I need to reevaluate myself and my hobbies. I know that my interests and hobbies have definitely changed over the months, but I still don’t feel like I’m doing what I want to do. I’m currently in grad school, but I feel completely lost about what I am going to do after I graduate in 2018. I feel like I’m in school just to be in school, and I hate feeling like I’m getting a Masters in something without a backup plan or motive.
I still really want to get into writing scripts and stories. I am a storyteller, I’m not your average “I wanna be an English teacher” type of English Major. As of right now, I feel like I am trying to build my name up on something that is not what I want to do. I am not a columnist, I am not a journalist, nor a blogger.

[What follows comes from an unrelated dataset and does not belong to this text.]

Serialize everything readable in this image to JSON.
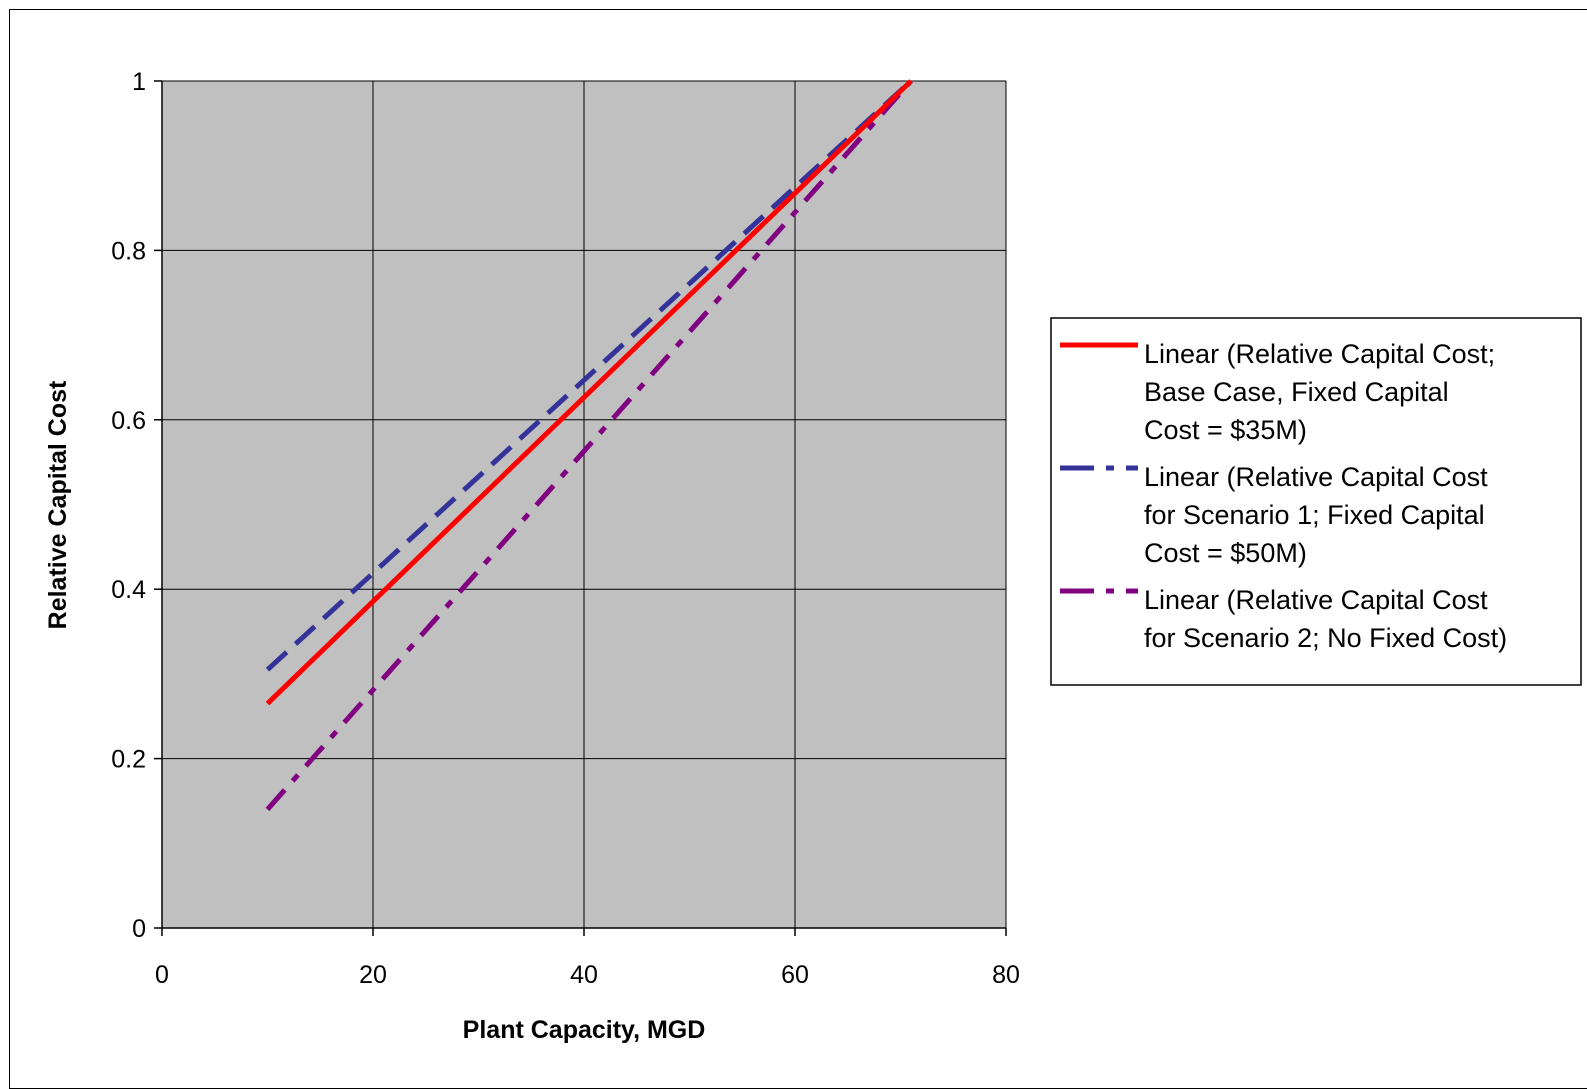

I am a creative writer, even more so, a scriptwriter. Yet I haven’t done any of these things for the past year now.
I feel like I’m losing my identity as a writer and I need to get it back.
I have posts queued for the entire month of February. I have ideas scheduled for March, but I really don’t know if I will be continuing taking on this blog in the direction that I am currently taking it in.
I’ve gotten great feedback on certain posts, and I thank each and every one of you who take the time to read what I have to say, but I need to begin writing things without feeling like it’s an unpaid job.
Again, I apologize in advance if you’re an active reader of TNTH. It’s not going anywhere for now, but I also need to step away from it and begin to think where I want to be as a writer, and how I can showcase that through TNTH. Content may change, scheduling may be biweekly instead of weekly, but know that TNTH is something I would want to have as a credential on my resume for writing positions in jobs.
I just want to do what I love to do, and I need to start thinking about bettering myself in the field that I want to be a part of.
Thank you for being a part of this journey, and I apologize for the sudden change.